Between them Starbucks, Costa and Caffe Nero – all of which have a Hitchin presence – gulp down around 90 per cent of the UK market share so it’s always going to be tough for independent operators.

But as Tom said: “We have always been confident in the quality of our coffee. The time and attention to detail that our roasters, Allpress, put into their beans is staggering and we’re very fortunate to be working with them.

“Combine that with some talented baristas here at Groundworks and you’ve got something Starbucks can’t replicate; artisanal production of coffee where taste comes first.”

Coffee isn’t the only attraction – the Groundworks look was inspired by Scandinavian design and hip London coffee shops.

Tom said: “We just wanted to create the kind of space we would like to hang out in ourselves – not too fussy or overcrowded but without pretension.

“I’d like to say that we did all this work ourselves, but in fact we had a fantastic team of builders led by a good friend of ours, Mark Woods, who was invaluable in finishing of the final look and feel of the shop.”

Then there are the cakes, courtesy of Beccy Fulleylove from Stevenage who creates weekend special offers and Henlow-based Lisa Bridges who keeps the shop stocked with goodies during the week.
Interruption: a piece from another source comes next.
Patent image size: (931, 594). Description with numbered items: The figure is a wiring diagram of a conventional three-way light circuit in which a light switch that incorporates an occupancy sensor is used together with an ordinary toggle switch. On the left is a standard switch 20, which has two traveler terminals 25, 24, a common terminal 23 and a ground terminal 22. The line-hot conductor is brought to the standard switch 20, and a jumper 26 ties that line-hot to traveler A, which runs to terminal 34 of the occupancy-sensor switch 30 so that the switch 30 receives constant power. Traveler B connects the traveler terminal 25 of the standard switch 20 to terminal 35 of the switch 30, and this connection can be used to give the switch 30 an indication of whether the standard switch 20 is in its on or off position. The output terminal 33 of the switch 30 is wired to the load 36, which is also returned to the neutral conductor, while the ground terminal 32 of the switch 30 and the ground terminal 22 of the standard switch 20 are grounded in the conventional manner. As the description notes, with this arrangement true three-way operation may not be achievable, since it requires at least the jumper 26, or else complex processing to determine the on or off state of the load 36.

Groundworks set up shop in an established cafe location, formerly occupied by the award-winning Triangle cafe, and the setting in the shadow of the historic St Mary’s church and close to a clutch of other specialist food and drink outlets is another bonus.
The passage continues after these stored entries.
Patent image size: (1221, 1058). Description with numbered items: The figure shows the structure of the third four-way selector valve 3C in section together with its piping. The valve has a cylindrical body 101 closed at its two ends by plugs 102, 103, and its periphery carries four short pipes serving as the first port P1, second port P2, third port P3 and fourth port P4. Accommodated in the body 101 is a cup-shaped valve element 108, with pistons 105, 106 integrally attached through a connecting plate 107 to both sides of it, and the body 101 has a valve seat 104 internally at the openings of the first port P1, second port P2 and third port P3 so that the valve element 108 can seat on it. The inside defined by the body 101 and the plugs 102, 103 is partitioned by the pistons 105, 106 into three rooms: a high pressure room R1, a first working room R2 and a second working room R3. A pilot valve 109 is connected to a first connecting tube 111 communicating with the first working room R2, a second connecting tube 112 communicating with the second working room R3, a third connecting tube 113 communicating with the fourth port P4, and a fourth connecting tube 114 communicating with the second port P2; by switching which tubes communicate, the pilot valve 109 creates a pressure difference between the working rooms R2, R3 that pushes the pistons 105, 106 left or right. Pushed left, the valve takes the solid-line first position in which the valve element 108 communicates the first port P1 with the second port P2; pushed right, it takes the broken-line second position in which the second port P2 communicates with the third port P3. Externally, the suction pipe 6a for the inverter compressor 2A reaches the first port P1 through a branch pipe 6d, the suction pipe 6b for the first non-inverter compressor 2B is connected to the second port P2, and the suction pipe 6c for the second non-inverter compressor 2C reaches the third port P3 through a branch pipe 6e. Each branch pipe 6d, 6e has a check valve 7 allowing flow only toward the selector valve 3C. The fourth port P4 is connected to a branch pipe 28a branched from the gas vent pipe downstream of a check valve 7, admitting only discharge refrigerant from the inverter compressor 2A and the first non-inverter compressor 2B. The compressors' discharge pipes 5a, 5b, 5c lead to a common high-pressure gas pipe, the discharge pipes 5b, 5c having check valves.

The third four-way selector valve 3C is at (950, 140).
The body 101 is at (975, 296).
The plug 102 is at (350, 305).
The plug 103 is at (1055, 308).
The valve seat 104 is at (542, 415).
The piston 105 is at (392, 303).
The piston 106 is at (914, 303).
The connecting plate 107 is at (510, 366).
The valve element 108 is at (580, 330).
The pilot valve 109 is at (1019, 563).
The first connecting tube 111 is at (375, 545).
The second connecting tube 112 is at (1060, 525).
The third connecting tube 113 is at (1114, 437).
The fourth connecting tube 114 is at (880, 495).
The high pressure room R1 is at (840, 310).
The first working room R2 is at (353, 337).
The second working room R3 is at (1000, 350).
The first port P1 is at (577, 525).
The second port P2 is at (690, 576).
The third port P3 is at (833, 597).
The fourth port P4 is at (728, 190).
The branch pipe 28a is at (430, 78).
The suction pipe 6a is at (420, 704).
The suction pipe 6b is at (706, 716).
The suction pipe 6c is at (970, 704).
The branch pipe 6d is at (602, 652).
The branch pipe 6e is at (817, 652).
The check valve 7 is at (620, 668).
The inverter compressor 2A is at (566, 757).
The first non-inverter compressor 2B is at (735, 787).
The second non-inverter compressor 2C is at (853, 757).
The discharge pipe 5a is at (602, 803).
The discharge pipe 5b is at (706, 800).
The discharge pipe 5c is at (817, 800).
After a frantic first year which has seen Groundworks diversify into private functions in the evenings and pop-up music and arts events as well as building its name as a daytime destination, Ben and Tom are clear about the one thing they wish they’d done before they opened the doors.

“Buy a new till straight away, that’s the gist of it,” is their top tip. “We started out for the first few months with an ancient till that just rang up the totals on a little monitor.
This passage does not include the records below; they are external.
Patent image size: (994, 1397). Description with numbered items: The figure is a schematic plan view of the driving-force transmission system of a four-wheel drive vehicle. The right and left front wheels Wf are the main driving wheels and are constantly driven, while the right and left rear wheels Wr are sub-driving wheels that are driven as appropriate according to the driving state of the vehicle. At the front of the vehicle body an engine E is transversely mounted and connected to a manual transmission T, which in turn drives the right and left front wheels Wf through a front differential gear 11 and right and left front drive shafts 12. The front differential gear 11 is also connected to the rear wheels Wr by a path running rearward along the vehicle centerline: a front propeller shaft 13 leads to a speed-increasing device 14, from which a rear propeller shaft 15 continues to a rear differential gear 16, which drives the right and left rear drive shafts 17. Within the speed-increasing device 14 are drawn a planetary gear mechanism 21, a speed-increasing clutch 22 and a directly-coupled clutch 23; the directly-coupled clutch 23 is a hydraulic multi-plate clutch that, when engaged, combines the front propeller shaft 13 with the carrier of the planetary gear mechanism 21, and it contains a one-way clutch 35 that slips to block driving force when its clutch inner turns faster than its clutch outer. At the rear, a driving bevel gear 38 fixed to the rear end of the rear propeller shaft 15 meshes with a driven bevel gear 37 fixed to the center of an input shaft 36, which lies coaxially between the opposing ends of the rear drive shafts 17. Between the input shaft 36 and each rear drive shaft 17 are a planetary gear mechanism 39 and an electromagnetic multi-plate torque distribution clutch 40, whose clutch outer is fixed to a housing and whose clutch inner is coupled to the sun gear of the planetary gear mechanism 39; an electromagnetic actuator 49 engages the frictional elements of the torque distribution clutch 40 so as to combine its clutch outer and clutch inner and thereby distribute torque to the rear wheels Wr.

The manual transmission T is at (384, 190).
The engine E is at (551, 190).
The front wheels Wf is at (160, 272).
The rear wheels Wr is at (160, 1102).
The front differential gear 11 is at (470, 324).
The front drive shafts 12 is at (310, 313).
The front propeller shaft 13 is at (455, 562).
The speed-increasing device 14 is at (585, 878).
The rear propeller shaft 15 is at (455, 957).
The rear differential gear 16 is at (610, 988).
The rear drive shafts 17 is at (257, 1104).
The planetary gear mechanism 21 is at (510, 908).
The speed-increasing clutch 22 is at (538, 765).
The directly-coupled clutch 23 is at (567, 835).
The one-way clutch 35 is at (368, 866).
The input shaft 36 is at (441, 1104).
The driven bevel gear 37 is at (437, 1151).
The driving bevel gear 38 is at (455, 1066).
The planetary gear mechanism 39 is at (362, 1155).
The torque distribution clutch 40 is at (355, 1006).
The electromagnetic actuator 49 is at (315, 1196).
“To manage orders we had the affectionately named ‘peg system’ that involved pegging up the separate, hand-written, order sheets – one for the baristas and another for the kitchen. It was mayhem, especially on a busy Saturday.

“Now we have an integrated modern system that works flawlessly. Every time we look back on it, neither of us can believe how we got by. Essentially once you’ve got the right systems in place, it all follows through.”

Now they can take satisfaction in what they have achieved so far.

Ben said: “The best part of the job is seeing people come and enjoy something that we’ve created. We’ve both lived in Hitchin all of our lives so it’s nice to be able to give something back to the area. Yes, the hours are very unsociable and I could do with some more sleep, but there hasn’t been a day yet that I’ve dreaded going to work.”

So no regrets about giving corporate life the body-swerve at such a young age?

“It’s important to understand the merits of both a larger company and of a smaller business,” said Ben. “Tom and I have always aspired to set up our own food business and I think our age is what differentiates us from our competition.

“Even on our days off you’ll find us visiting new restaurants and bars getting inspiration for the shop. The nature of our business means we need to constantly be on our toes thinking of fresh ideas.

“The market, especially in the hospitality sector, seems to be seeing a transition away from the multiples in favour of the independents so it seemed like the perfect time to start our business.”